Il ritorno dell’eroina

In realtà non se n’è mai andata. Di sicuro per un certo periodo – più o meno dalla metà degli anni ’90 –, complici una massiccia campagna di informazione, una discriminazione sociale pressoché assoluta e l’incubo dell’AIDS (nonché, forse soprattutto, l’immissione sulla piazza di nuove droghe, ugualmente a buon mercato ma socialmente meno infamanti), si è registrato un calo costante nel consumo e nel numero di vittime. In buona sostanza, all’inizio del nuovo millennio a bucarsi erano rimasti quasi esclusivamente i tossici “storici” e dall’ecatombe degli anni ’80-’90 i morti per overdose erano scesi sotto il livello di guardia. Il regime talebano prima e la guerra afgana poi, complicando in misura consistente i traffici nella principale via mondiale dell’oppio, sono stati infine ulteriori concause della drastica diminuzione della presenza di eroina sulle piazze.
Tutto questo però, nonostante il fenomeno non avesse più i numeri apocalittici dell’allarme e dell’emergenza sociale dei decenni precedenti, non ha portato certo all’eliminazione del problema. Che, se pur in maniera minore, continuava a esistere. E a seminare morte.

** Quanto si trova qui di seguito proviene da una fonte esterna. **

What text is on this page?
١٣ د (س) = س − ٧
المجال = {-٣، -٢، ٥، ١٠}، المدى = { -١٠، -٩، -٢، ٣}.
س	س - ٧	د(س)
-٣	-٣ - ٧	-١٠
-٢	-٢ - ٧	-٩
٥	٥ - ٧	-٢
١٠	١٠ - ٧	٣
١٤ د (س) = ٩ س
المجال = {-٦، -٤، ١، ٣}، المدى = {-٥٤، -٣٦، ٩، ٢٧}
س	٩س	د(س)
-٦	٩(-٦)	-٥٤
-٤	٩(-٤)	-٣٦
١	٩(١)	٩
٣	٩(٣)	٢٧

Abbassare la guardia, cessare le campagne informative in proposito, considerare la questione come un brutto ricordo del passato, sottovalutare il pericolo di un suo ritorno su larga scala, se non addirittura negarne la persistenza, sono stati errori colossali e spaventosi (anche se il termine “errore” non fotografa per niente la portata gigantesca della cosa).
Perché oggi l’eroina è tornata a invadere le strade in maniera poderosa e capillare. E non sono più soltanto i tossici storici a farne uso (e in maniera molto amara occorrerebbe chiedersi: se sul loro continuare a morire in tutti questi anni è stata fatta calare una spessa coltre di silenzio, significa che è stato decretato che questa fetta di umanità emarginata meritasse di essere abbandonata a sé stessa?), ma anche, e soprattutto, le nuove generazioni. Giovani e giovanissimi. Sedicenni, quindicenni. A volte anche più piccoli. Tutti ragazzini che, causa lo stop assoluto all’informazione in merito, sono totalmente a digiuno di informazioni e di conseguenza particolarmente deboli.
Inquieta che questo tragico ritorno non sia storia di questi giorni. Da almeno tre anni si registra un costante incremento nell’uso di eroina e, manco a dirlo, nelle morti per overdose.
Nel 2017, in Italia, le morti per overdose sono state 148, vale a dire il 9,7% in più dell’anno precedente. Nell’anno ancora in corso, a fine settembre, la tragica statistica contava già 139 vittime, in gran parte sotto i vent’anni.
Inquieta perché non se ne parla, non se ne parla affatto. Se il non parlarne negli anni del calo è stato un errore, questo nuovo silenzio è assolutamente incomprensibile e sconcertante. La sensazione è quella di avere a che fare con una nuova “strage silenziosa”, proprio come alla fine degli anni ’70, alle origini dell’ecatombe, quando le dimensioni del problema furono drammaticamente sottovalutate. Ma in quel caso a farla da padroni furono la novità del fenomeno, la conoscenza pari a zero dei rischi, l’assenza totale di informazioni concrete in merito.
Oggi purtroppo non è una novità, conosciamo perfettamente la questione e sappiamo come la diffusione capillare dell’eroina possa polverizzare intere generazioni. Eppure regna lo stesso il silenzio. Come se, al pari dei vestiti, anche l’attenzione per le questioni sociali segua la moda e il trend del momento. Lo cantava già Enzo Jannacci in “Se me lo dicevi prima”: “perché iniettarsi morte/ è ormai anche fuori moda”. Ed era il 1989. Figuriamoci oggi.